Grice attempts to distinguish the conceptual analysis of an expression,
from the effect that is to be ascribed to the use of the expression in a
particular way, by a particular user of the language, in a particular context.

("I just hate when people say things like "I don't believe it; I know it"
-- Can't they see that the conceptual analysis of 'know' involves that of
'belief' as a necessary if not sufficient condition?" -- or do I miss the
disimplicature?")

Pragmatics is an underdeveloped study in legal theory, in spite of H. L. A.
Hart (who feared Grice's brilliancy) and yet it is an underdeveloped study
of a vast field, for the term 'pragmatics' could be used as a heading for
all the work of legal scholars and theorists in defending particular
interpretations of legal language (when the participants in the dispute
understand the meaning of the expressions in question, as they did in Garner v
Burr), and in theorizing as to the nature of interpretation.

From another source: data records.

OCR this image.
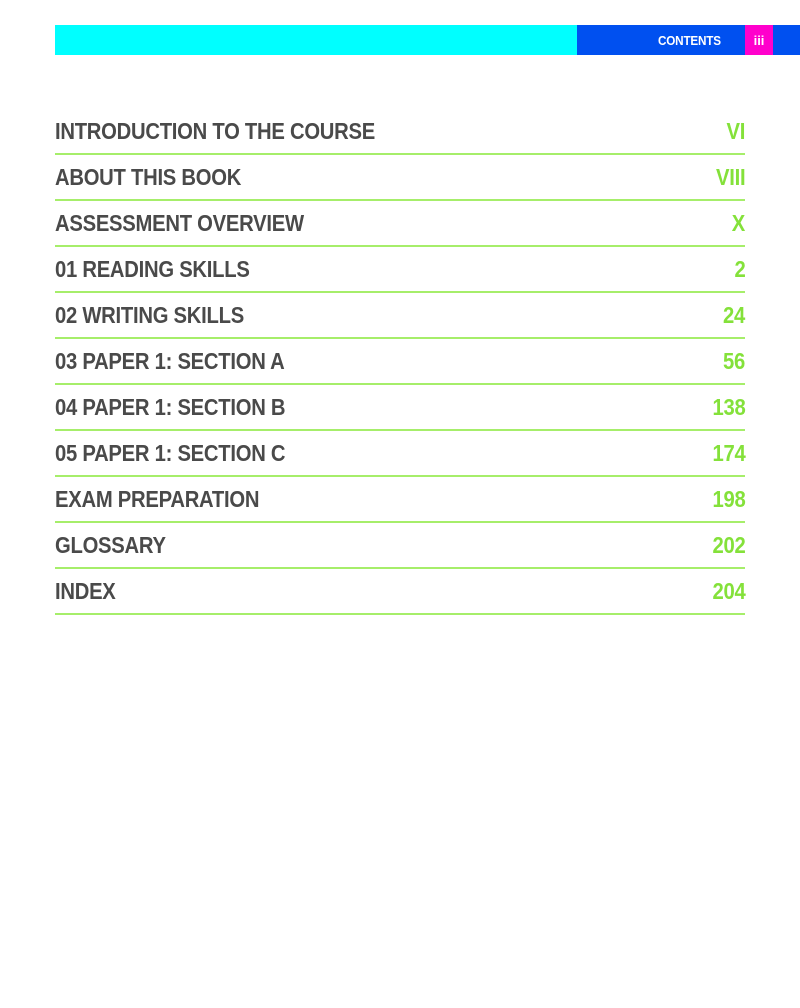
CONTENTS	iii
INTRODUCTION TO THE COURSE	VI
ABOUT THIS BOOK	VIII
ASSESSMENT OVERVIEW	X
01 READING SKILLS	2
02 WRITING SKILLS	24
03 PAPER 1: SECTION A	56
04 PAPER 1: SECTION B	138
05 PAPER 1: SECTION C	174
EXAM PREPARATION	198
GLOSSARY	202
INDEX	204
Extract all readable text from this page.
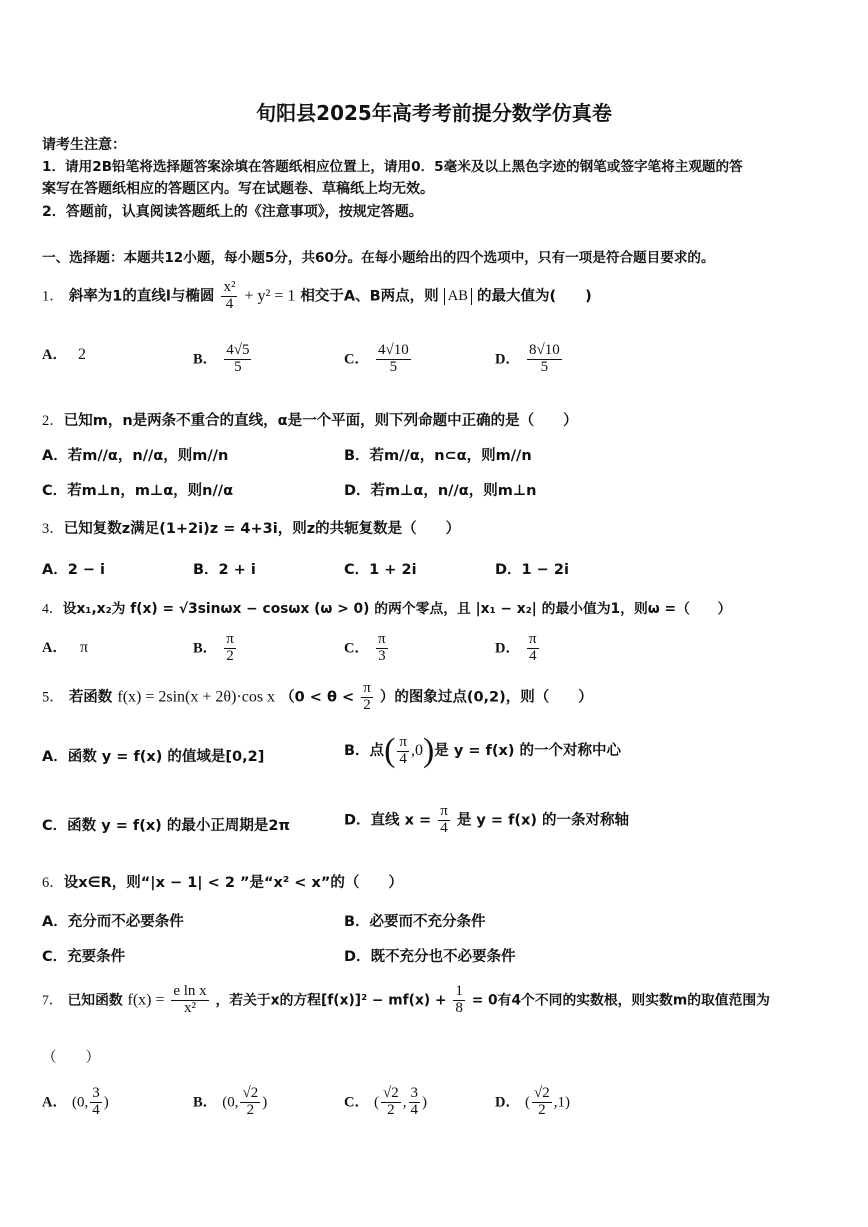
旬阳县2025年高考考前提分数学仿真卷
请考生注意：
1．请用2B铅笔将选择题答案涂填在答题纸相应位置上，请用0．5毫米及以上黑色字迹的钢笔或签字笔将主观题的答
案写在答题纸相应的答题区内。写在试题卷、草稿纸上均无效。
2．答题前，认真阅读答题纸上的《注意事项》，按规定答题。
一、选择题：本题共12小题，每小题5分，共60分。在每小题给出的四个选项中，只有一项是符合题目要求的。
1． 斜率为1的直线l与椭圆 $\frac{\text{x²}}{4} + y^2 = 1$ 相交于A、B两点，则 AB 的最大值为(　　)
A． 2	B． $\frac{4√5}{5}$	C． $\frac{4√10}{5}$	D． $\frac{8√10}{5}$
2．已知m，n是两条不重合的直线，α是一个平面，则下列命题中正确的是（　　）
A．若m//α，n//α，则m//n	B．若m//α，n⊂α，则m//n
C．若m⊥n，m⊥α，则n//α	D．若m⊥α，n//α，则m⊥n
3．已知复数z满足(1+2i)z = 4+3i，则z的共轭复数是（　　）
A．2 − i	B．2 + i	C．1 + 2i	D．1 − 2i
4．设x₁,x₂为 f(x) = √3sinωx − cosωx (ω > 0) 的两个零点，且 |x₁ − x₂| 的最小值为1，则ω =（　　）
A． π	B． $\frac{\pi}{2}$	C． $\frac{\pi}{3}$	D． $\frac{\pi}{4}$
5． 若函数 f(x) = 2sin(x + 2θ)·cos x （$0 < \theta < \frac{\pi}{2}$ ）的图象过点(0,2)，则（　　）
A．函数 y = f(x) 的值域是[0,2]	B．点( $\frac{\pi}{4} ,0$)是 y = f(x) 的一个对称中心
C．函数 y = f(x) 的最小正周期是2π	D．直线 $x = \frac{\pi}{4}$ 是 y = f(x) 的一条对称轴
6．设x∈R，则“|x − 1| < 2 ”是“x² < x”的（　　）
A．充分而不必要条件	B．必要而不充分条件
C．充要条件	D．既不充分也不必要条件
7． 已知函数 $f(x) = \frac{\text{e ln x}}{\text{x²}}$ ，若关于x的方程$[f(x)]^2 - mf(x) + \frac{1}{8} = 0$有4个不同的实数根，则实数m的取值范围为
（　　）
A． (0, $\frac{3}{4}$ )	B． (0, $\frac{√2}{2}$ )	C． ( $\frac{√2}{2}$ , $\frac{3}{4}$ )	D． ( $\frac{√2}{2} ,1$)
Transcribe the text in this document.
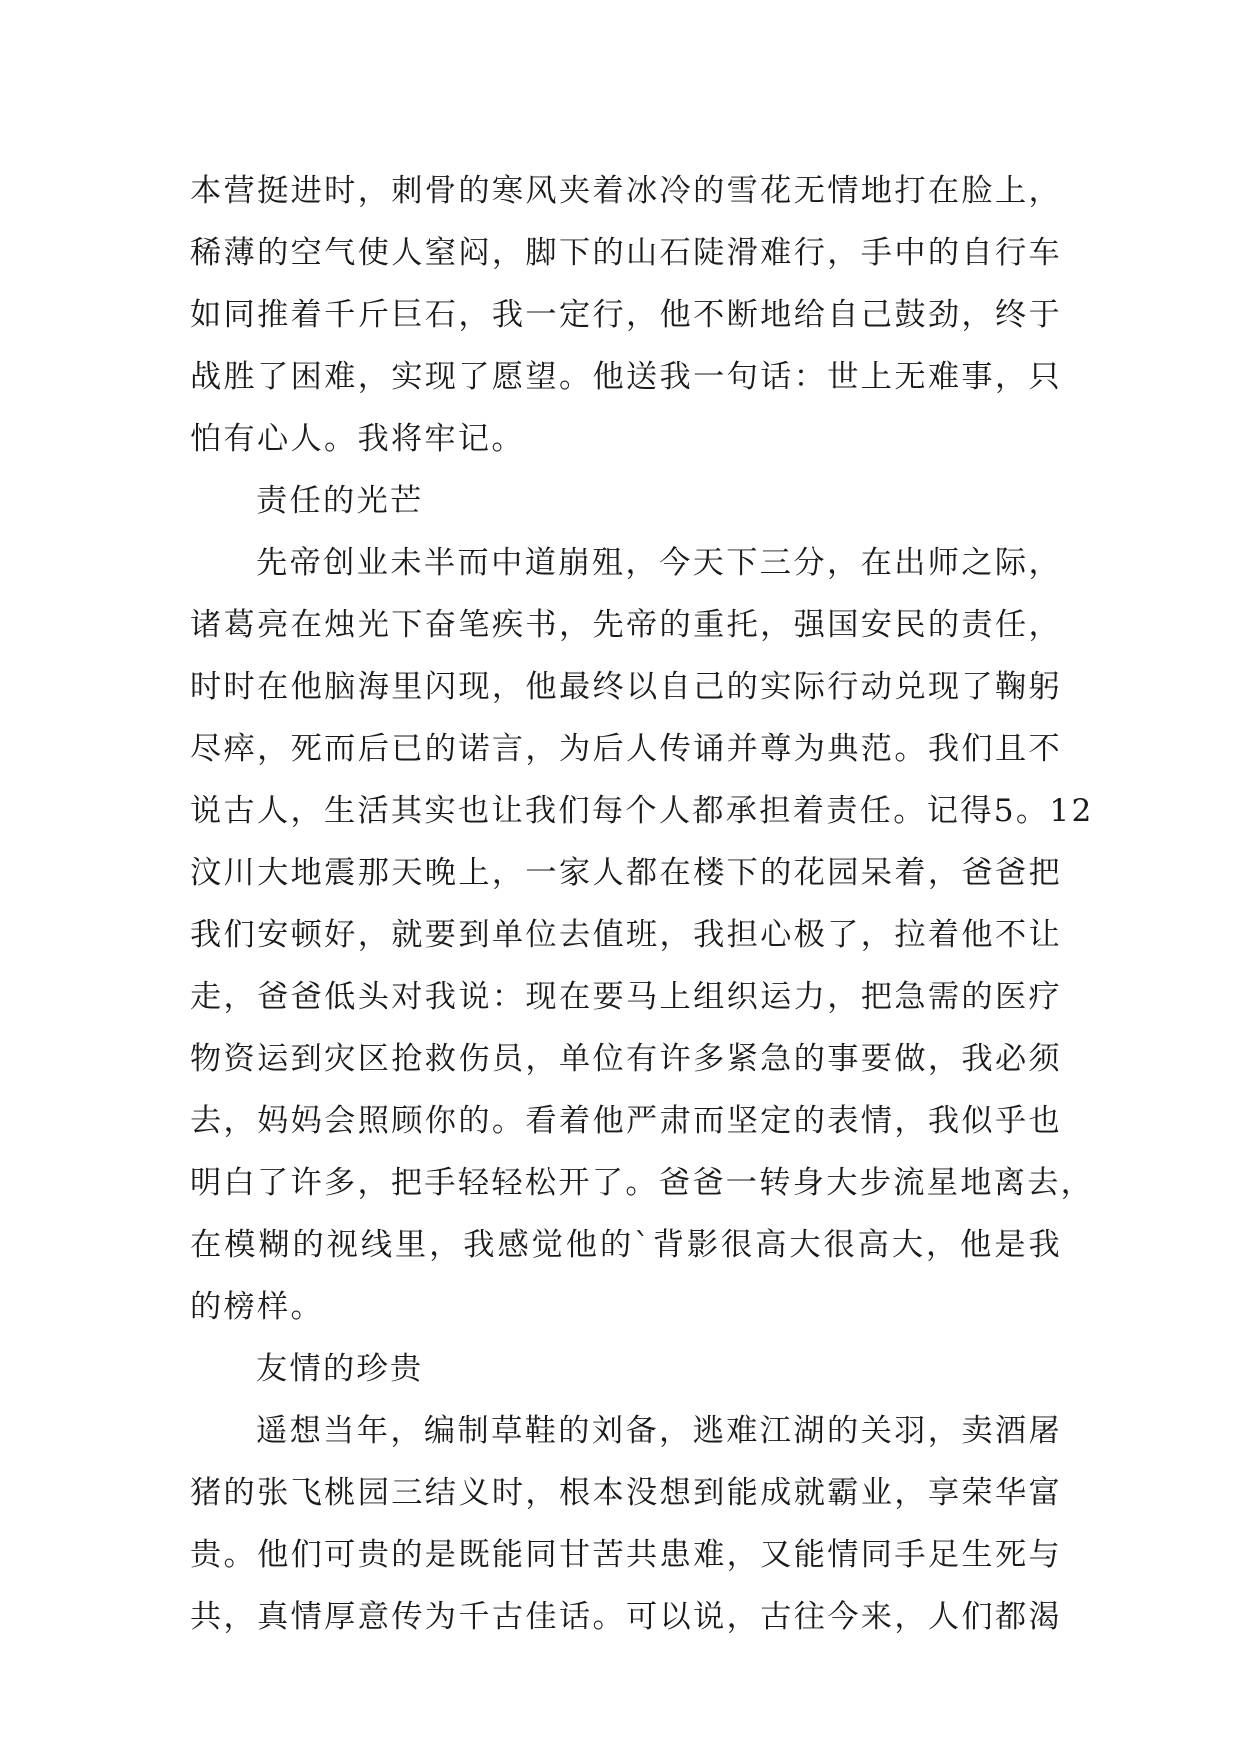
本营挺进时，刺骨的寒风夹着冰冷的雪花无情地打在脸上，
稀薄的空气使人窒闷，脚下的山石陡滑难行，手中的自行车
如同推着千斤巨石，我一定行，他不断地给自己鼓劲，终于
战胜了困难，实现了愿望。他送我一句话：世上无难事，只
怕有心人。我将牢记。
责任的光芒
先帝创业未半而中道崩殂，今天下三分，在出师之际，
诸葛亮在烛光下奋笔疾书，先帝的重托，强国安民的责任，
时时在他脑海里闪现，他最终以自己的实际行动兑现了鞠躬
尽瘁，死而后已的诺言，为后人传诵并尊为典范。我们且不
说古人，生活其实也让我们每个人都承担着责任。记得5。12
汶川大地震那天晚上，一家人都在楼下的花园呆着，爸爸把
我们安顿好，就要到单位去值班，我担心极了，拉着他不让
走，爸爸低头对我说：现在要马上组织运力，把急需的医疗
物资运到灾区抢救伤员，单位有许多紧急的事要做，我必须
去，妈妈会照顾你的。看着他严肃而坚定的表情，我似乎也
明白了许多，把手轻轻松开了。爸爸一转身大步流星地离去，
在模糊的视线里，我感觉他的`背影很高大很高大，他是我
的榜样。
友情的珍贵
遥想当年，编制草鞋的刘备，逃难江湖的关羽，卖酒屠
猪的张飞桃园三结义时，根本没想到能成就霸业，享荣华富
贵。他们可贵的是既能同甘苦共患难，又能情同手足生死与
共，真情厚意传为千古佳话。可以说，古往今来，人们都渴
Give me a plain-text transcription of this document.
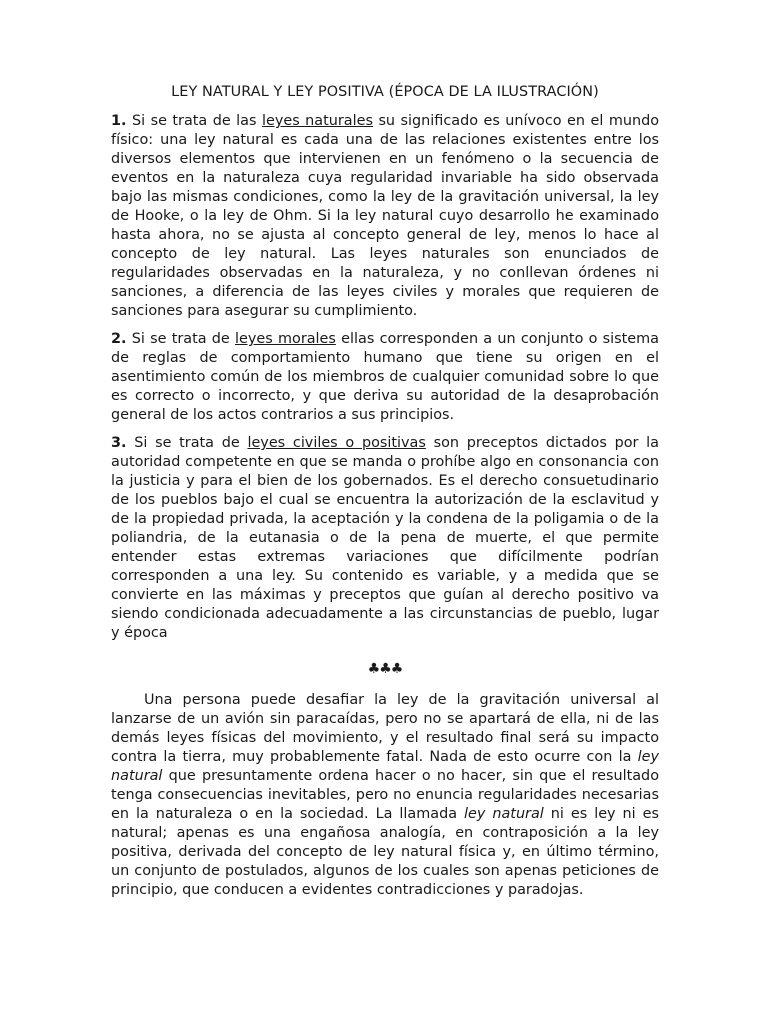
LEY NATURAL Y LEY POSITIVA (ÉPOCA DE LA ILUSTRACIÓN)

1. Si se trata de las leyes naturales su significado es unívoco en el mundo físico: una ley natural es cada una de las relaciones existentes entre los diversos elementos que intervienen en un fenómeno o la secuencia de eventos en la naturaleza cuya regularidad invariable ha sido observada bajo las mismas condiciones, como la ley de la gravitación universal, la ley de Hooke, o la ley de Ohm. Si la ley natural cuyo desarrollo he examinado hasta ahora, no se ajusta al concepto general de ley, menos lo hace al concepto de ley natural. Las leyes naturales son enunciados de regularidades observadas en la naturaleza, y no conllevan órdenes ni sanciones, a diferencia de las leyes civiles y morales que requieren de sanciones para asegurar su cumplimiento.

2. Si se trata de leyes morales ellas corresponden a un conjunto o sistema de reglas de comportamiento humano que tiene su origen en el asentimiento común de los miembros de cualquier comunidad sobre lo que es correcto o incorrecto, y que deriva su autoridad de la desaprobación general de los actos contrarios a sus principios.

3. Si se trata de leyes civiles o positivas son preceptos dictados por la autoridad competente en que se manda o prohíbe algo en consonancia con la justicia y para el bien de los gobernados. Es el derecho consuetudinario de los pueblos bajo el cual se encuentra la autorización de la esclavitud y de la propiedad privada, la aceptación y la condena de la poligamia o de la poliandria, de la eutanasia o de la pena de muerte, el que permite entender estas extremas variaciones que difícilmente podrían corresponden a una ley. Su contenido es variable, y a medida que se convierte en las máximas y preceptos que guían al derecho positivo va siendo condicionada adecuadamente a las circunstancias de pueblo, lugar y época

♣♣♣

Una persona puede desafiar la ley de la gravitación universal al lanzarse de un avión sin paracaídas, pero no se apartará de ella, ni de las demás leyes físicas del movimiento, y el resultado final será su impacto contra la tierra, muy probablemente fatal. Nada de esto ocurre con la ley natural que presuntamente ordena hacer o no hacer, sin que el resultado tenga consecuencias inevitables, pero no enuncia regularidades necesarias en la naturaleza o en la sociedad. La llamada ley natural ni es ley ni es natural; apenas es una engañosa analogía, en contraposición a la ley positiva, derivada del concepto de ley natural física y, en último término, un conjunto de postulados, algunos de los cuales son apenas peticiones de principio, que conducen a evidentes contradicciones y paradojas.
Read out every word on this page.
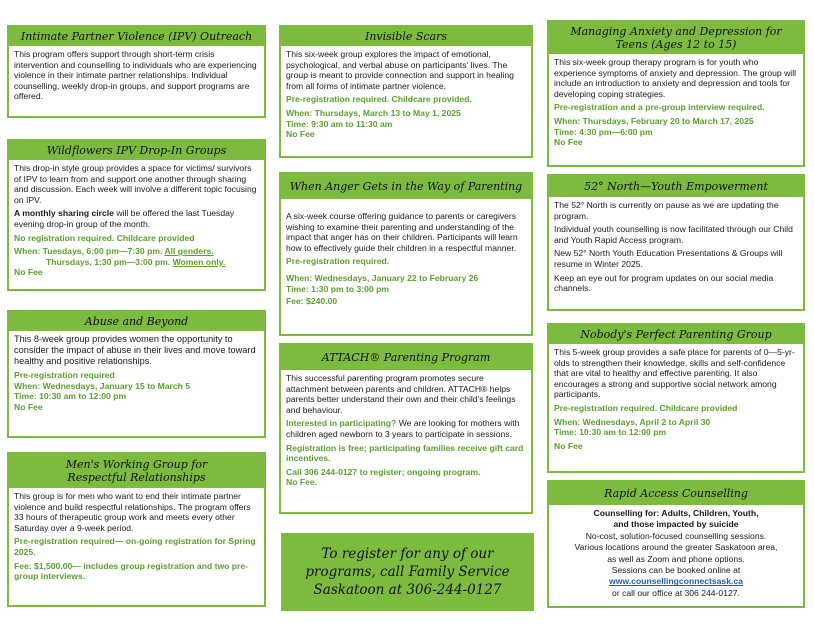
Intimate Partner Violence (IPV) Outreach

This program offers support through short-term crisis intervention and counselling to individuals who are experiencing violence in their intimate partner relationships. Individual counselling, weekly drop-in groups, and support programs are offered.

Wildflowers IPV Drop-In Groups

This drop-in style group provides a space for victims/ survivors of IPV to learn from and support one another through sharing and discussion. Each week will involve a different topic focusing on IPV.

A monthly sharing circle will be offered the last Tuesday evening drop-in group of the month.

No registration required. Childcare provided

When: Tuesdays, 6:00 pm—7:30 pm. All genders.
Thursdays, 1:30 pm—3:00 pm. Women only.
No Fee
Abuse and Beyond

This 8-week group provides women the opportunity to consider the impact of abuse in their lives and move toward healthy and positive relationships.

Pre-registration required
When: Wednesdays, January 15 to March 5
Time: 10:30 am to 12:00 pm
No Fee
Men's Working Group for Respectful Relationships

This group is for men who want to end their intimate partner violence and build respectful relationships. The program offers 33 hours of therapeutic group work and meets every other Saturday over a 9-week period.

Pre-registration required— on-going registration for Spring 2025.

Fee: $1,500.00— includes group registration and two pre-group interviews.

Invisible Scars

This six-week group explores the impact of emotional, psychological, and verbal abuse on participants' lives. The group is meant to provide connection and support in healing from all forms of intimate partner violence.

Pre-registration required. Childcare provided.

When: Thursdays, March 13 to May 1, 2025
Time: 9:30 am to 11:30 am
No Fee
When Anger Gets in the Way of Parenting

A six-week course offering guidance to parents or caregivers wishing to examine their parenting and understanding of the impact that anger has on their children. Participants will learn how to effectively guide their children in a respectful manner.

Pre-registration required.

When: Wednesdays, January 22 to February 26
Time: 1:30 pm to 3:00 pm
Fee: $240.00
ATTACH® Parenting Program

This successful parenting program promotes secure attachment between parents and children. ATTACH® helps parents better understand their own and their child's feelings and behaviour.

Interested in participating? We are looking for mothers with children aged newborn to 3 years to participate in sessions.

Registration is free; participating families receive gift card incentives.

Call 306 244-0127 to register; ongoing program.
No Fee.
To register for any of our programs, call Family Service Saskatoon at 306-244-0127
Managing Anxiety and Depression for Teens (Ages 12 to 15)

This six-week group therapy program is for youth who experience symptoms of anxiety and depression. The group will include an introduction to anxiety and depression and tools for developing coping strategies.

Pre-registration and a pre-group interview required.

When: Thursdays, February 20 to March 17, 2025
Time: 4:30 pm—6:00 pm
No Fee
52° North—Youth Empowerment

The 52° North is currently on pause as we are updating the program.

Individual youth counselling is now facilitated through our Child and Youth Rapid Access program.

New 52° North Youth Education Presentations & Groups will resume in Winter 2025.

Keep an eye out for program updates on our social media channels.

Nobody's Perfect Parenting Group

This 5-week group provides a safe place for parents of 0—5-yr-olds to strengthen their knowledge, skills and self-confidence that are vital to healthy and effective parenting. It also encourages a strong and supportive social network among participants.

Pre-registration required. Childcare provided

When: Wednesdays, April 2 to April 30
Time: 10:30 am to 12:00 pm
No Fee
Rapid Access Counselling
Counselling for: Adults, Children, Youth,
and those impacted by suicide
No-cost, solution-focused counselling sessions.
Various locations around the greater Saskatoon area,
as well as Zoom and phone options.
Sessions can be booked online at
www.counsellingconnectsask.ca
or call our office at 306 244-0127.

In recent work in this field, it is even controversial whether legal
pragmatics is simply a part of the pragmatics of language use in general or
whether there is something special about law, in respect of the dependence of
meaning on context.

Thus one can argue that the contextual background is typically not rich
enough in law, for the content asserted to differ from what has been said, in
the way that it often does in a Griceian type of conversation.

But all agree that law has one special feature that distinguishes it from
ordinary conversation.

Legal systems need institutions and processes for adjudication of the
disputes about the application of language that arise (partly) as a result of
its context-dependence.

The problem faced in cases like Garner v Burr is an especially vivid
reminder of a problem that philosophers of language have long been more or less

aware of (see Aristotle's discussion of the notion of ‘friendship’ in
Eudemian Ethics VII, 2, 1236a 33 -- and Grice's analysis of 'friend' as 'alter
ego' in WoW -- Way of Words).

The context-dependence of the meaning of words requires an account of
linguistic competence that relates it to other human capacities — capacities to

judge the importance of context and to draw analogies.

It would be a mistake in the philosophy of language to account for language
in a way that divorces its mastery from other aspects of human
rationality.

Context-dependence also poses challenges for any theory of meaning to
distinguish between (and to explain relations between) knowledge of the meaning

of a word, and ability to apply it truly.

Finally, the role of evaluative considerations in the application of
ordinary descriptive concepts like ‘vehicle’ raises a challenge for any
thorough-going scepticism about value: the challenge of deciding whether to
adopt
a thorough-going scepticism about the meaning and application of
descriptive language, which seems to follow from general scepticism concerning
values.

For philosophy of law, the dependence of such language on evaluative
considerations raises special problems -- and both Popper and Grice knew that!